Przypominam, ze ja nie twierdzę, że oświetlający nie popełnił
przestępstwa. Pomocnictwo do nielegalnego pozyskiwania zwierząt. Jakieś
tam mataczenie. Ale nieudzielenie pomocy mnie dziwi po prostu.
--
Robert Tomasik
-
148. Data: 2021-07-16 15:51:40
Temat: Re: strzelał do dzika
Od: Olin <k...@a...w.stopce>
Dnia Fri, 16 Jul 2021 15:38:50 +0200, Robert Tomasik napisał(a):
> Ale nieudzielenie pomocy mnie dziwi po prostu.
Tak, świat jest pełen niewytłumaczalnych zjawisk.
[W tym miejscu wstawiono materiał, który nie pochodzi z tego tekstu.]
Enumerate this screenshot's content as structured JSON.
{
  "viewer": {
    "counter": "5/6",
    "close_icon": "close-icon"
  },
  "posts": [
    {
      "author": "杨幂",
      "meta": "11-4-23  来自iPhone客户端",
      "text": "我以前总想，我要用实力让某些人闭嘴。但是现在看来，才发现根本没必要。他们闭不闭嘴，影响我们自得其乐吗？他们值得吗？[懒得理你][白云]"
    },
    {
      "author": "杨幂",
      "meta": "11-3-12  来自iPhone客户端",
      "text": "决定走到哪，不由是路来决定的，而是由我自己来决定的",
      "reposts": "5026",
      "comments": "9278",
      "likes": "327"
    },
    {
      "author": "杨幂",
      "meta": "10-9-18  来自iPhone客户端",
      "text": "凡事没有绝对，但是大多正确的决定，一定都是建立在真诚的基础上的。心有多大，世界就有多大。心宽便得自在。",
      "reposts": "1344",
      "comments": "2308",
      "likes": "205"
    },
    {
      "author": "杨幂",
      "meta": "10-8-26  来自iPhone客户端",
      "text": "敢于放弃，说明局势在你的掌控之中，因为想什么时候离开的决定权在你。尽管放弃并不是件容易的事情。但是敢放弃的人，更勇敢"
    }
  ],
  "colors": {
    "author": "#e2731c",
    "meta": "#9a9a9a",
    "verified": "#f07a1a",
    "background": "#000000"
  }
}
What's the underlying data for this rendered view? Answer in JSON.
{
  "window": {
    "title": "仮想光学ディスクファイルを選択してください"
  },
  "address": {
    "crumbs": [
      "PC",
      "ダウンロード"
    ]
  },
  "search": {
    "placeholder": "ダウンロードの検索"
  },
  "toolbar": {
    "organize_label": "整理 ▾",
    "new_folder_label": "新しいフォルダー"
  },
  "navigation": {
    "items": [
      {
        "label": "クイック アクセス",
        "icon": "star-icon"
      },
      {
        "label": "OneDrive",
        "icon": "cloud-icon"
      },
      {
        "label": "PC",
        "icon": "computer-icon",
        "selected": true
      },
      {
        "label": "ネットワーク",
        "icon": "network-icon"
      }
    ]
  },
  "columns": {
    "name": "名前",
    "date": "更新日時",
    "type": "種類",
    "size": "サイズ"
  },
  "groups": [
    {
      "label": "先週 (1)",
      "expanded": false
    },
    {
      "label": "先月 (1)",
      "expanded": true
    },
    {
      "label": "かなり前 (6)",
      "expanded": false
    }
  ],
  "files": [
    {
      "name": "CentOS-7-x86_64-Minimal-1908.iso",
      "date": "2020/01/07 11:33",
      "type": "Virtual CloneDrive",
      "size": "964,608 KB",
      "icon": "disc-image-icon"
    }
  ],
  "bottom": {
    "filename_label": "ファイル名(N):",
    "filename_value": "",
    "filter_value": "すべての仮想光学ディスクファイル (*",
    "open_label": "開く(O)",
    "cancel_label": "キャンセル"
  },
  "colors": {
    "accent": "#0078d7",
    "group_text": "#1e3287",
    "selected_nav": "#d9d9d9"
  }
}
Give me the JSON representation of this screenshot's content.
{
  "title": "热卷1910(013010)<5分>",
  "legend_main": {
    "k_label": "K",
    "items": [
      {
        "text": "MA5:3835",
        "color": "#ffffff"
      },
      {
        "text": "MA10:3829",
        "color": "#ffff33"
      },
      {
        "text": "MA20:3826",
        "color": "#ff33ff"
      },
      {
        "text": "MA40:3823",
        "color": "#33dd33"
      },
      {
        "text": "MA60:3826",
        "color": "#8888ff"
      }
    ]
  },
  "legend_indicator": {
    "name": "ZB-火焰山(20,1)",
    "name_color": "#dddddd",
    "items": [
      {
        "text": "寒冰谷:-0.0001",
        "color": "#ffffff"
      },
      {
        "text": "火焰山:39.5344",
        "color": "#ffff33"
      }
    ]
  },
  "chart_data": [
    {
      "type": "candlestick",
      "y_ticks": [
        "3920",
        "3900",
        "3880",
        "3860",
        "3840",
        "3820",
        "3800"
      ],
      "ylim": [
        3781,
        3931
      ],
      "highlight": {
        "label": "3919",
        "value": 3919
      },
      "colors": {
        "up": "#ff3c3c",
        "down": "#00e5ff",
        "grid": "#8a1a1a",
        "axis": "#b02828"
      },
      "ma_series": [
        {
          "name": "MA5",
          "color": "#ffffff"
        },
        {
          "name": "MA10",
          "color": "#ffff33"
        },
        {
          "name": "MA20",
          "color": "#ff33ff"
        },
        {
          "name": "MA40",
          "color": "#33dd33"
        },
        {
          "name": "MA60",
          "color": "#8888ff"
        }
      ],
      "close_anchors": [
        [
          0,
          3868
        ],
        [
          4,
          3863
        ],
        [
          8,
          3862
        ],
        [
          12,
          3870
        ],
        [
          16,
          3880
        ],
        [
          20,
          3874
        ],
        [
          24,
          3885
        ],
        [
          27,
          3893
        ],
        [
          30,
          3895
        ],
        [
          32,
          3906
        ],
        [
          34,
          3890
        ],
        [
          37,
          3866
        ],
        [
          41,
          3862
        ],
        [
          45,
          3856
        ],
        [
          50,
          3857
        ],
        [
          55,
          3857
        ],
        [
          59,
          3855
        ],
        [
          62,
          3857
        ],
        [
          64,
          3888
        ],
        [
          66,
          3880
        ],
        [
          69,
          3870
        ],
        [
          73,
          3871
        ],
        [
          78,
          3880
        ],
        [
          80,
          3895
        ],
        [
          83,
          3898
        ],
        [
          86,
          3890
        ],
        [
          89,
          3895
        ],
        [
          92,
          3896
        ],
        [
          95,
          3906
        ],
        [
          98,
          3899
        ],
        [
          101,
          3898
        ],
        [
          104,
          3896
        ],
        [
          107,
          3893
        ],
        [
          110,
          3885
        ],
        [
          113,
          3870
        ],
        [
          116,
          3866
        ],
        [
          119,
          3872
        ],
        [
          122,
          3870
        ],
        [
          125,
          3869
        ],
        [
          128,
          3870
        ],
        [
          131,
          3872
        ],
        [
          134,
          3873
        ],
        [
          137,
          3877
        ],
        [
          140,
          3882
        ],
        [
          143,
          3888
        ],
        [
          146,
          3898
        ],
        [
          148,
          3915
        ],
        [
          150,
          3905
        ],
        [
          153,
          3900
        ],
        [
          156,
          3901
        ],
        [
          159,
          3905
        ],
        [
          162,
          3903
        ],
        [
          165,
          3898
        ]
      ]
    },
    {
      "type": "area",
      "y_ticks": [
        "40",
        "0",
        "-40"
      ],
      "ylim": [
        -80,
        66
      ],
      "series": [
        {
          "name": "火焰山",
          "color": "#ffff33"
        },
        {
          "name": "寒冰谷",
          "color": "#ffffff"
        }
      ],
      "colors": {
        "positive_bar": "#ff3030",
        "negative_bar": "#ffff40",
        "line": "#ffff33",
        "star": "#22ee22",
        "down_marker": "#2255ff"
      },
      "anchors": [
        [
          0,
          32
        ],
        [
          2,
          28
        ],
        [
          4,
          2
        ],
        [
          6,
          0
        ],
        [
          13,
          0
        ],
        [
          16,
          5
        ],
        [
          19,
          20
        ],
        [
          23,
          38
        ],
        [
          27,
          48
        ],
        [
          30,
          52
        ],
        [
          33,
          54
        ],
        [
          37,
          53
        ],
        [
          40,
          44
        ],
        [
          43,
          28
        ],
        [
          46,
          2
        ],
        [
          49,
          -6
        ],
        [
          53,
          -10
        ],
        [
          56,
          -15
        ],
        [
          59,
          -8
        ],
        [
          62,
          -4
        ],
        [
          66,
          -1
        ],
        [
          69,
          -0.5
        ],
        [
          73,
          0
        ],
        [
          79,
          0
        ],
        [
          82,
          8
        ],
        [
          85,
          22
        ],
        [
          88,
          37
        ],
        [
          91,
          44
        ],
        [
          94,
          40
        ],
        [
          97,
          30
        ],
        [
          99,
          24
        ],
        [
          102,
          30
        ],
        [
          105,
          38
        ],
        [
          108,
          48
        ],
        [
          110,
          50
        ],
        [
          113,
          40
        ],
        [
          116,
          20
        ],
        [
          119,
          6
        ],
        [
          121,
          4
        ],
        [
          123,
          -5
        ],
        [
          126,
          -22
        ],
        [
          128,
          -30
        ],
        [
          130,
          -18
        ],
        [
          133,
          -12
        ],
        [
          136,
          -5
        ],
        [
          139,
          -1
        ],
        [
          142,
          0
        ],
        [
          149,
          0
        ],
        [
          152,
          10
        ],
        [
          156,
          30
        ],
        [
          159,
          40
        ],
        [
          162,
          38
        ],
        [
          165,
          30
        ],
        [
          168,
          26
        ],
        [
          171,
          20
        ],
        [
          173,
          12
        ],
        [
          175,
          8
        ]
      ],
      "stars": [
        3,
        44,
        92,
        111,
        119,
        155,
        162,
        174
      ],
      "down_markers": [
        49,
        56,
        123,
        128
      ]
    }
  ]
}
Przykładowo, od poniedziałku do piątku są cztery dni, a od piątku do
poniedziałku tylko trzy.
--
uzdrawiam
Grzesiek
adres: grzegorz.tracz[NA]ifj.edu.pl
"Pieniądze szczęścia nie dają, lecz każdy chce to sprawdzić osobiście."
Stefan Kisielewski
http://grzegorz-tracz.ucoz.pl/
-
149. Data: 2021-07-16 16:00:08
Temat: Re: strzelał do dzika
Od: TomN <n...@i...dyndnxs.invalid>
J.F. w
<news:60f1543b$0$543$65785112@news.neostrada.pl>:
> Użytkownik "Shrek" napisał w wiadomości grup
> dyskusyjnych:60f11859$0$555$6...@n...neostrada.
pl...
> W dniu 15.07.2021 o 07:19, Marcin Debowski pisze:
>>> Zgadza się. Ale warto się m.in. zastanowić dlaczego strzelający nie
>>> dostał zarzutu nieudzielenia pomocy,
>>Bo dostał wyższy zarzut?
> Co chyba nie wyklucza postawienia rowniez nizszego, ale moze rozumowal
> podobnie - wyzszy wystarczy.
Kto? I dlaczego tylko jeden zarzut. Ostatnio jest moda, żeby zarzucić
wszelkie uchybienia, a co zrobi niezawisły od rozumu sąd to inny temat.
BTW
Masz duży problem z wysławianiem się na piśmie, i ze znakami przestankowymi!
--
'Tom N'
-
150. Data: 2021-07-16 20:40:14
Temat: Re: strzelał do dzika
Od: ąćęłńóśźż <...@...pl>
Bolanda to dziwna kraj.
Dziś wzywałem 999 pogotowie do dziewczynki, która upadła na podwórku łamiąc rękę i
nie chcieli wysłać karetki, bo... nie jestem
rodzicem (jedynie sąsiadem), a matka dopiero w pośpiechu jechała z pracy.
W sumie to dziecko mogłoby zejść gdyż cyt. "ale być może rodzic nie życzy sobie
interwencji ratowników i będzie miał pretensję, że
przyjechaliśmy".
-----
> Robert ma w ogóle jakieś dziwne podejście do udzielania pierwszej pomocy.